Based on animal models of infection, the antibacterial activity of azithromycin appears to correlate with the ratio of area under the concentration-time curve to minimum inhibitory concentration (AUC/MIC) for certain pathogens (S. pneumoniae and S. aureus). The principal pharmacokinetic/pharmacodynamic parameter best associated with clinical and microbiological cure has not been elucidated in clinical trials with azithromycin.

Cardiac Electrophysiology

QTc interval prolongation was studied in a randomized, placebo-controlled parallel trial in 116 healthy subjects who received either chloroquine (1000 mg) alone or in combination with oral azithromycin (500 mg, 1000 mg, and 1500 mg once daily). Co- administration of azithromycin increased the QTc interval in a dose- and concentration- dependent manner. In comparison to chloroquine alone, the maximum mean (95% upper confidence bound) increases in QTcF were 5 (10) ms, 7 (12) ms and 9 (14) ms with the co-administration of 500 mg, 1000 mg and 1500 mg azithromycin, respectively.

Since the mean Cmax of azithromycin following a 500 mg IV dose given over 1 hr is higher than the mean Cmax of azithromycin following the administration of a 1500 mg oral dose, it is possible that QTc may be prolonged to a greater extent with IV azithromycin at close proximity to a one hour infusion of 500 mg.

Pharmacokinetics

In patients hospitalized with community-acquired pneumonia receiving single daily one-hour intravenous infusions for 2 to 5 days of 500 mg azithromycin at a concentration of 2 mg/mL, the mean Cmax ± S.D. achieved was 3.63 ± 1.60 mcg/mL, while the 24-hour trough level was 0.20 ± 0.15 mcg/mL, and the AUC24 was 9.60 ± 4.80 mcg·hr/mL.

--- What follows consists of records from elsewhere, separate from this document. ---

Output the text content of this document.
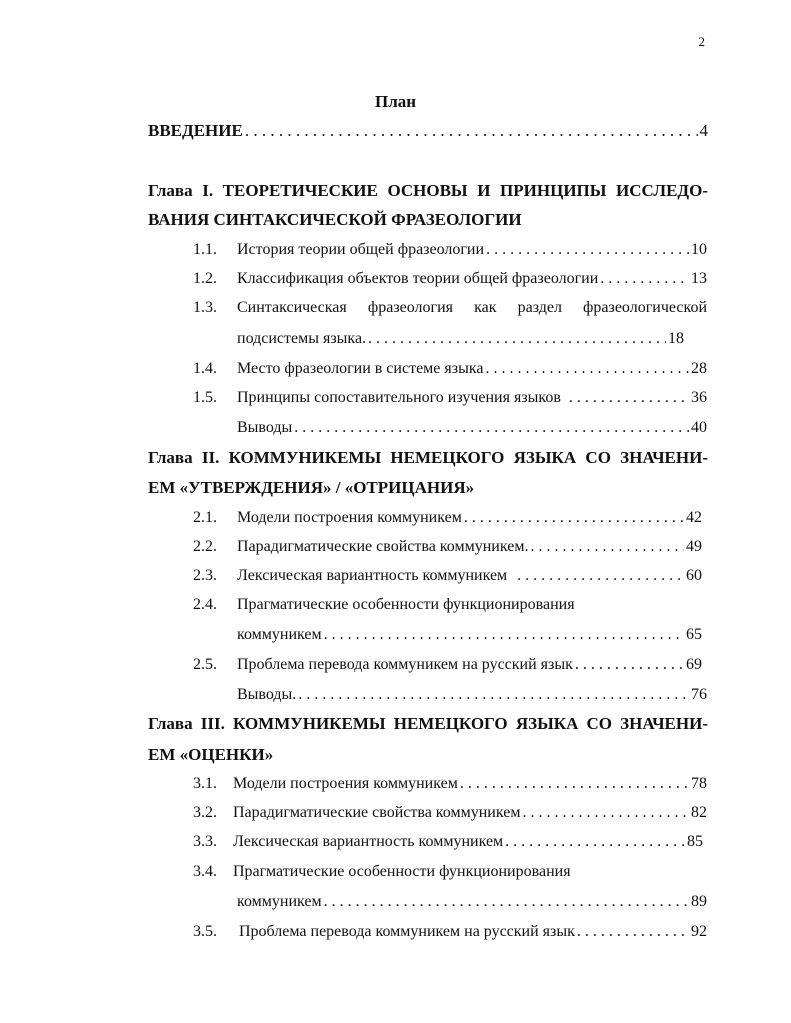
2
План
ВВЕДЕНИЕ . . .	4
Глава I. ТЕОРЕТИЧЕСКИЕ ОСНОВЫ И ПРИНЦИПЫ ИССЛЕДО-
ВАНИЯ СИНТАКСИЧЕСКОЙ ФРАЗЕОЛОГИИ
1.1. История теории общей фразеологии . . .	10
1.2. Классификация объектов теории общей фразеологии . . .	13
1.3. Синтаксическая фразеология как раздел фразеологической
подсистемы языка. . . .	18
1.4. Место фразеологии в системе языка . . .	28
1.5. Принципы сопоставительного изучения языков . . .	36
Выводы . . .	40
Глава II. КОММУНИКЕМЫ НЕМЕЦКОГО ЯЗЫКА СО ЗНАЧЕНИ-
ЕМ «УТВЕРЖДЕНИЯ» / «ОТРИЦАНИЯ»
2.1. Модели построения коммуникем . . .	42
2.2. Парадигматические свойства коммуникем. . . .	49
2.3. Лексическая вариантность коммуникем . . .	60
2.4. Прагматические особенности функционирования
коммуникем . . .	65
2.5. Проблема перевода коммуникем на русский язык . . .	69
Выводы. . . .	76
Глава III. КОММУНИКЕМЫ НЕМЕЦКОГО ЯЗЫКА СО ЗНАЧЕНИ-
ЕМ «ОЦЕНКИ»
3.1. Модели построения коммуникем . . .	78
3.2. Парадигматические свойства коммуникем . . .	82
3.3. Лексическая вариантность коммуникем . . .	85
3.4. Прагматические особенности функционирования
коммуникем . . .	89
3.5. Проблема перевода коммуникем на русский язык . . .	92
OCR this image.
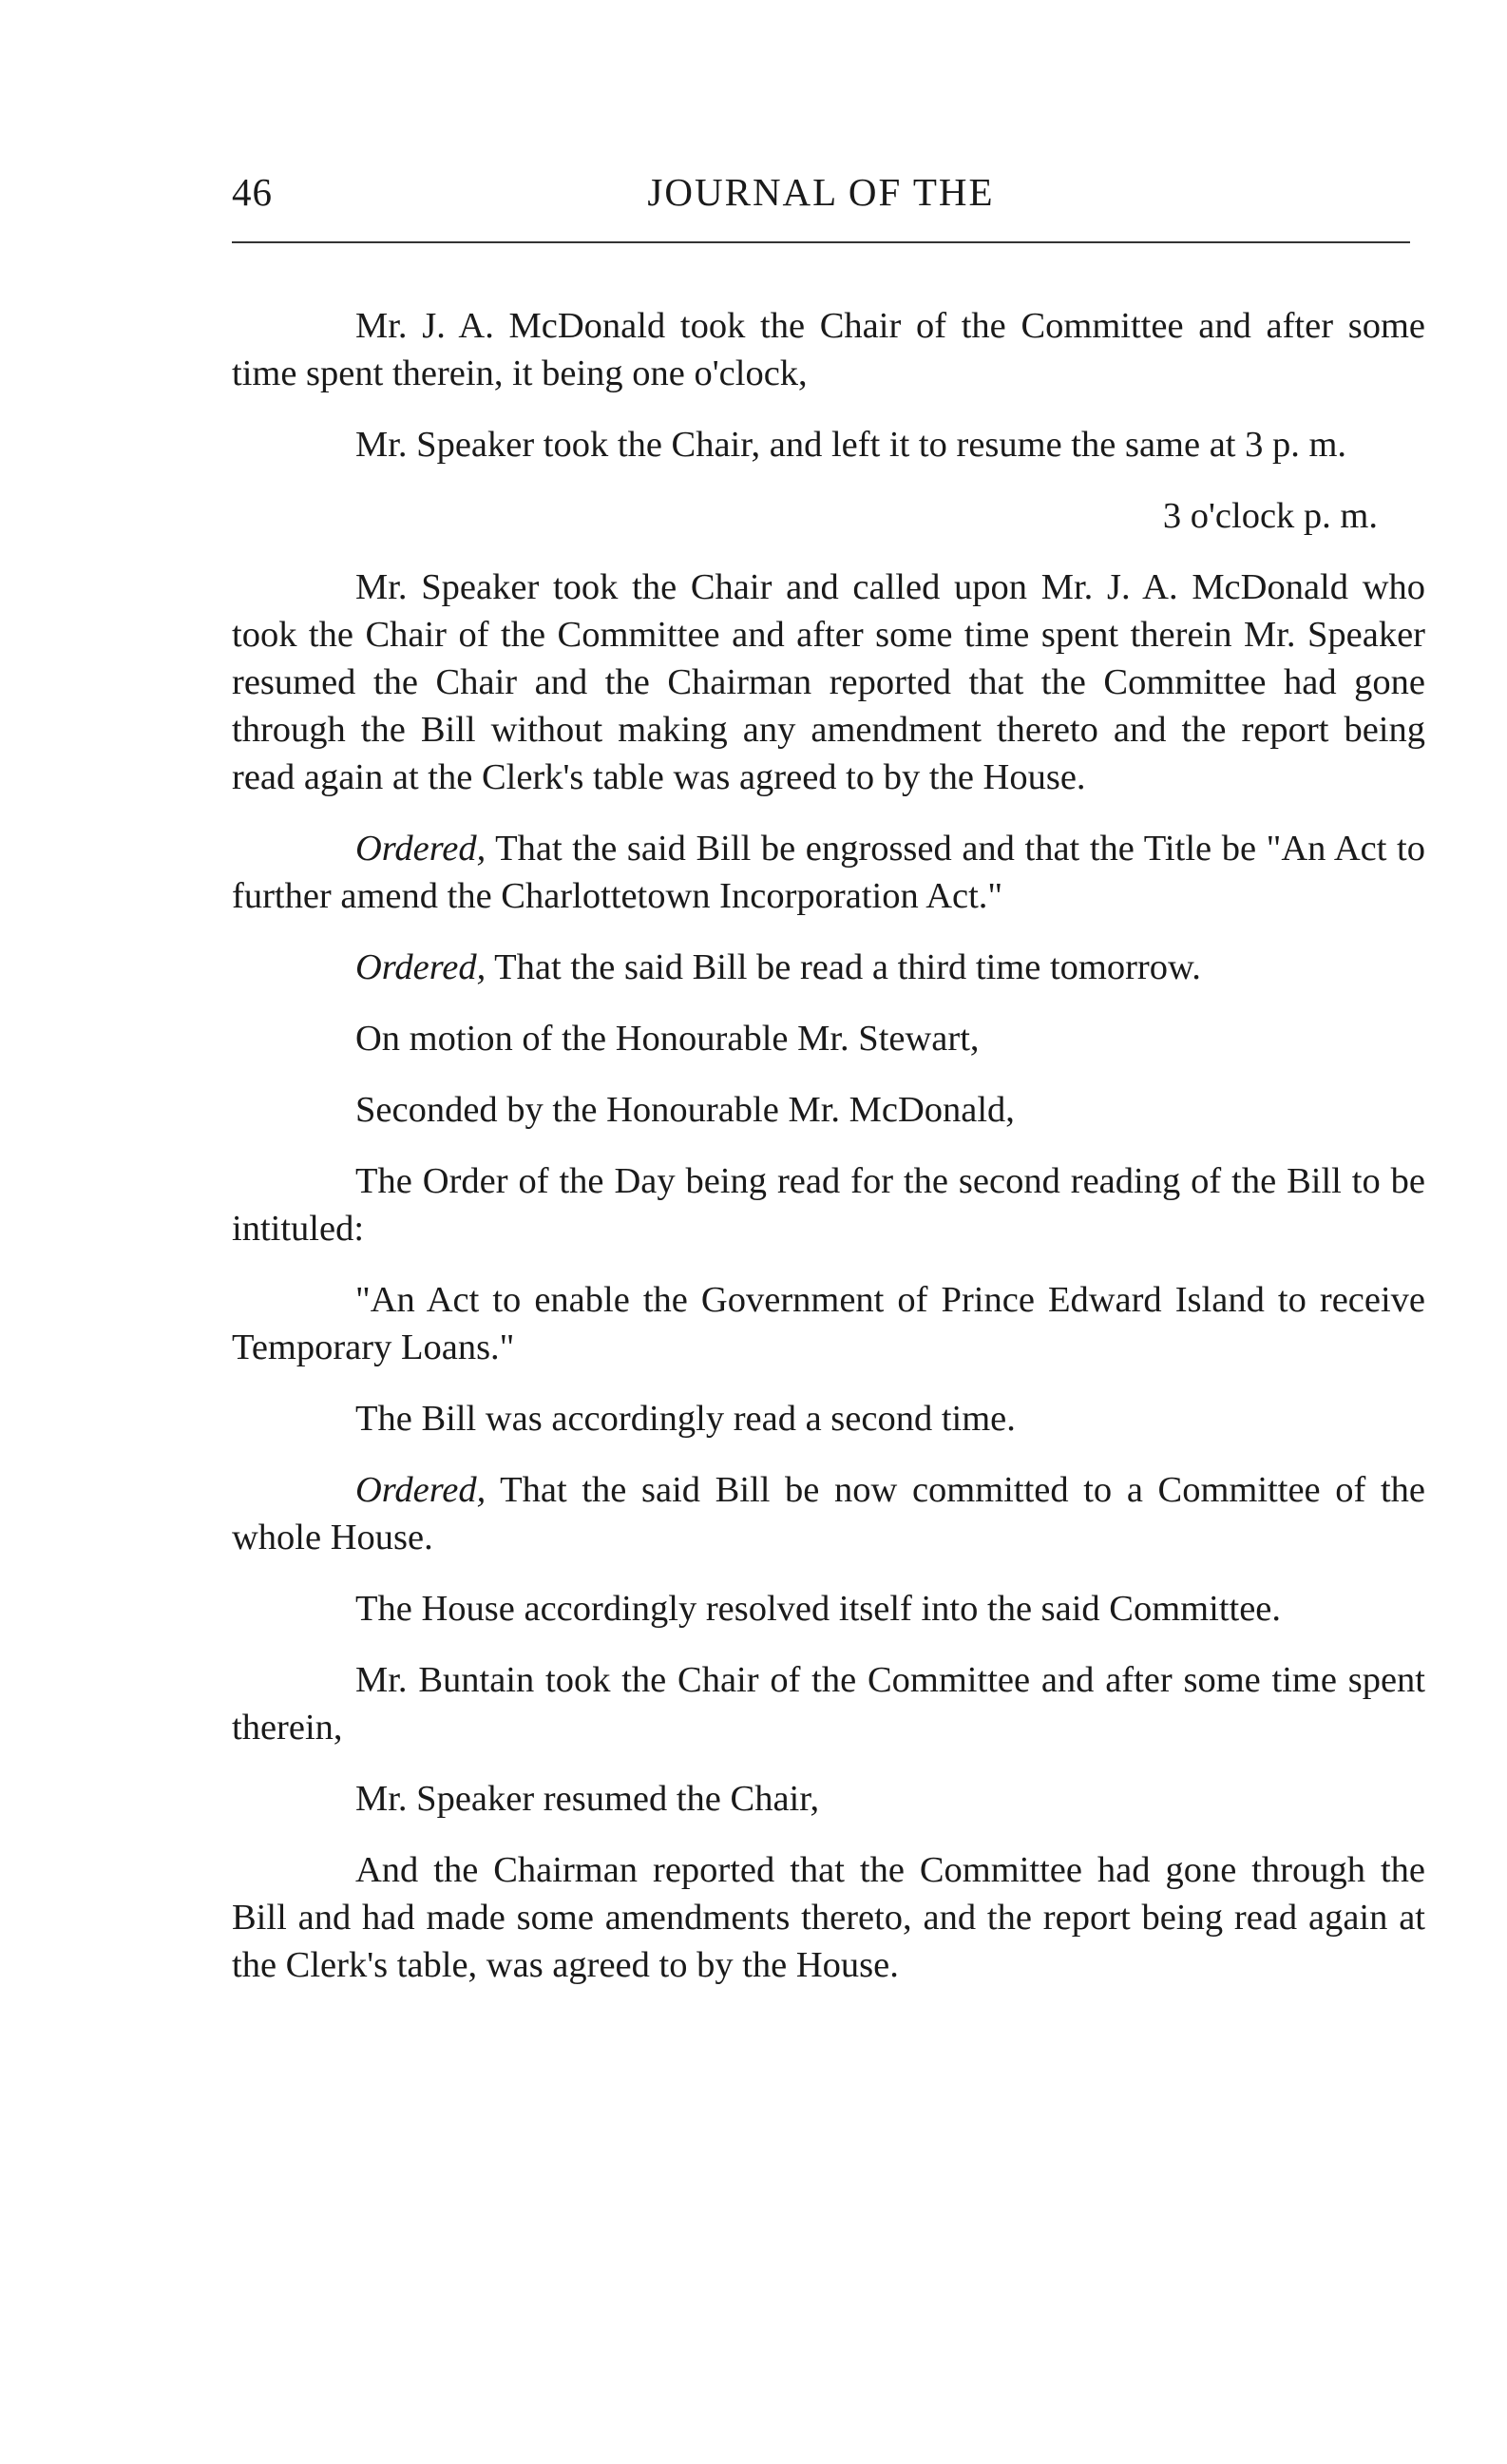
46	JOURNAL OF THE

Mr. J. A. McDonald took the Chair of the Committee and after some time spent therein, it being one o'clock,

Mr. Speaker took the Chair, and left it to resume the same at 3 p. m.

3 o'clock p. m.

Mr. Speaker took the Chair and called upon Mr. J. A. McDonald who took the Chair of the Committee and after some time spent therein Mr. Speaker resumed the Chair and the Chairman reported that the Committee had gone through the Bill without making any amendment thereto and the report being read again at the Clerk's table was agreed to by the House.

Ordered, That the said Bill be engrossed and that the Title be "An Act to further amend the Charlottetown Incorporation Act."

Ordered, That the said Bill be read a third time tomorrow.

On motion of the Honourable Mr. Stewart,

Seconded by the Honourable Mr. McDonald,

The Order of the Day being read for the second reading of the Bill to be intituled:

"An Act to enable the Government of Prince Edward Island to receive Temporary Loans."

The Bill was accordingly read a second time.

Ordered, That the said Bill be now committed to a Committee of the whole House.

The House accordingly resolved itself into the said Committee.

Mr. Buntain took the Chair of the Committee and after some time spent therein,

Mr. Speaker resumed the Chair,

And the Chairman reported that the Committee had gone through the Bill and had made some amendments thereto, and the report being read again at the Clerk's table, was agreed to by the House.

The mean Cmax, 24-hour trough and AUC24 values were 1.14 ± 0.14 mcg/mL, 0.18 ± 0.02 mcg/mL, and 8.03 ± 0.86 mcg·hr/mL, respectively, in normal volunteers receiving a 3-hour intravenous infusion of 500 mg azithromycin at a concentration of 1 mg/mL. Similar pharmacokinetic values were obtained in patients hospitalized with community-acquired pneumonia who received the same 3-hour dosage regimen for 2–5 days.

 

Infusion Concentration, Duration Time after starting the infusion (hr)
0.5 1 2 3 4 6 8 12 24
2 mg/mL, 1 hr* 2.98 ±1.12 3.63 ±1.73 0.60 ±0.31 0.40 ±0.23 0.33 ±0.16 0.26 ±0.14 0.27± 0.15 0.20 ±0.12 0.20 ±0.15
1 mg/mL, 3 hr 0.91 ±0.13 1.02 ±0.11 1.14 ±0.13 1.13 ±0.16 0.32 ±0.05 0.28 ±0.04 0.27± 0.03 0.22 ±0.02 0.18 ±0.02
*500 mg (2 mg/mL) for 2–5 days in community-acquired pneumonia patients.
500 mg (1 mg/mL) for 5 days in healthy subjects.

 

Comparison of the plasma pharmacokinetic parameters following the 1st and 5th daily doses of 500 mg intravenous azithromycin showed only an 8% increase in Cmax but a 61% increase in AUC24 reflecting a threefold rise in C24 trough levels.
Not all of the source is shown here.